Early in the season, medical student Mina Murray (Jessica De Gouw) and her soon-to-be fiancé Jonathan Harker (Oliver Jackson-Cohen) share a relatively chaste kiss in a sidewalk café that makes women at a nearby table audibly gasp. Set against that same repressive backdrop, though, Dracula and Lady Jayne Wetherby (Victoria Smurfit) have sex on her private balcony at the opera. “Lady Jayne is biting her lip until it bleeds because she can't moan,” Knauf points out. “Trying to deal with vice is like squeezing a balloon.
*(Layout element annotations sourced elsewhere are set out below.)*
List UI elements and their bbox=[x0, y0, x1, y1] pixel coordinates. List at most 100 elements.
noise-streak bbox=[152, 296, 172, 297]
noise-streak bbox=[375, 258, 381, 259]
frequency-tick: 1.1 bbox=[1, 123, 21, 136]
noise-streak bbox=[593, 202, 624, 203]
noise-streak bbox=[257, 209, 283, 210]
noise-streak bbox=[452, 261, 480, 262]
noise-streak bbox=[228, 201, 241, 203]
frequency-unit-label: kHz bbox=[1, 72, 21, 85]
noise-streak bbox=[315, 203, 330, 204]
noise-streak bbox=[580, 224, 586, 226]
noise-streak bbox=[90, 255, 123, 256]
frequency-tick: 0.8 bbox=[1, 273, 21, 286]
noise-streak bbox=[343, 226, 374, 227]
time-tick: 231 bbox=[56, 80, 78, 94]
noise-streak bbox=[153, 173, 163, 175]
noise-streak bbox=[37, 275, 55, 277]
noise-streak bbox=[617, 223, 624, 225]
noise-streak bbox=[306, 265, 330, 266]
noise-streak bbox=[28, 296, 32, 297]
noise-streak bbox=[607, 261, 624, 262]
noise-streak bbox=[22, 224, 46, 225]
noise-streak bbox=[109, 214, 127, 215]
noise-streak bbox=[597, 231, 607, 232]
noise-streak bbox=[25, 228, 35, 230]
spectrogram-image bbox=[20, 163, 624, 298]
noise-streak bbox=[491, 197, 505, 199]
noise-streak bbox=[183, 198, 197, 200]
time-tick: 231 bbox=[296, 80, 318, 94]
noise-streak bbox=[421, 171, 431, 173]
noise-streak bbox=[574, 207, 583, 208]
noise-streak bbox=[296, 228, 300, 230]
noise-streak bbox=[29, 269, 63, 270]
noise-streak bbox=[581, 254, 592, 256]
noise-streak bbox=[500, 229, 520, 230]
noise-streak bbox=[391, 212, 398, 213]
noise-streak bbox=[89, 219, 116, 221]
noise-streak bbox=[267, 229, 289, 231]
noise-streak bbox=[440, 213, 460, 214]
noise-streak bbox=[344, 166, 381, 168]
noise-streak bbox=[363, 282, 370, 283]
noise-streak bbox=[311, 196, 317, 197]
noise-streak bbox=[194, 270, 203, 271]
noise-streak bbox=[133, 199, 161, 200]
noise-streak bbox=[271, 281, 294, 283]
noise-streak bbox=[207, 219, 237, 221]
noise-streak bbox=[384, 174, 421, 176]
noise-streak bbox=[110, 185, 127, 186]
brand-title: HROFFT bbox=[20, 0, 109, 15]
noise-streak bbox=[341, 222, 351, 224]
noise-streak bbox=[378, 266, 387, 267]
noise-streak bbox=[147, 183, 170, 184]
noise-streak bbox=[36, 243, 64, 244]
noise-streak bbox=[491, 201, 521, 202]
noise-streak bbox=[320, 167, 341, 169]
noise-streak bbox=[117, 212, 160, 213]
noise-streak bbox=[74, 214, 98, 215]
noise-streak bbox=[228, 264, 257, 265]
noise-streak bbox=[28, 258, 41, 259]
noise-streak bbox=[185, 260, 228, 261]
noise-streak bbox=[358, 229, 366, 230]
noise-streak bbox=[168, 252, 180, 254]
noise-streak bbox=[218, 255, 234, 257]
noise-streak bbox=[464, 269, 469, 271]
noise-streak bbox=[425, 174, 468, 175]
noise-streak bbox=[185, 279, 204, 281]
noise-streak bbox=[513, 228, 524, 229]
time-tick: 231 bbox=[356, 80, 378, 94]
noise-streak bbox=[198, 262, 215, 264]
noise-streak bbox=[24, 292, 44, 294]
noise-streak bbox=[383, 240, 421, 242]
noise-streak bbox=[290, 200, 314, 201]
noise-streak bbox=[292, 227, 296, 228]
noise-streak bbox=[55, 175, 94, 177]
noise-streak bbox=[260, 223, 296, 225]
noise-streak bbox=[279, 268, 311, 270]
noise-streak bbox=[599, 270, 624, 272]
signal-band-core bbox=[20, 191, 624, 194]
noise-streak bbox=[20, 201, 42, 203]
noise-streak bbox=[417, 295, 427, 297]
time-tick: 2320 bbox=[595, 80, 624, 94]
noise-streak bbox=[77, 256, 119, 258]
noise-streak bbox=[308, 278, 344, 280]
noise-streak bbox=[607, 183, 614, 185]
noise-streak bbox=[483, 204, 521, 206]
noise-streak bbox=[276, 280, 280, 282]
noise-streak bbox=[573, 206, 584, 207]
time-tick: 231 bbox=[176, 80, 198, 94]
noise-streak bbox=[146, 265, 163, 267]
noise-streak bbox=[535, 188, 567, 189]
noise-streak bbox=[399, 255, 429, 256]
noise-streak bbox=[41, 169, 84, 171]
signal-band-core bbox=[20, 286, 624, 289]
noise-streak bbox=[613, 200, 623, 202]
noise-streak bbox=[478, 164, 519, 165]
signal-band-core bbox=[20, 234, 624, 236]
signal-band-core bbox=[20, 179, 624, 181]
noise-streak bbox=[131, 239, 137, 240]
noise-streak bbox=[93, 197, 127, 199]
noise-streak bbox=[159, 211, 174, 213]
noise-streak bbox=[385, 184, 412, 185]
Squeeze it on one end and it just bulges out on the other end.” On another date, Dracula and Lady Jayne later have sex at an underground female wrestling match.
Anthony Howell as Lord Laurent (left) ) with Lewis Rainer as Daniel Davenport
NBC Universal
But the show spends just as much time in the plush and elaborate manses of London’s elite as it does in the city's underworld. “During the research for the show, we learned that underground and private gay clubs were pretty popular and that there was this whole scene of female wrestlers going on,” Knauf says. When Dracula, living under the assumed identity of an American businessman named Alexander Grayson discovers that his competitor Lord Laurent (Anthony Howell) is having a closeted gay love affair with Daniel Davenport (Lewis Rainer), a business partner's son, he finds out the location of the private gay club they frequent and shows up to threaten them with blackmail. Before he utters a word, though, Dracula walks up to Daniel and kisses him. “The kiss wasn't scripted. That was a decision Jonathan Rhys Meyers made as an actor.” Well, all right.
Without giving away too much, suffice it to say the brazenness of sexuality on Dracula has its limits — and consequences, the burden of which almost always falls on the queer characters exclusively.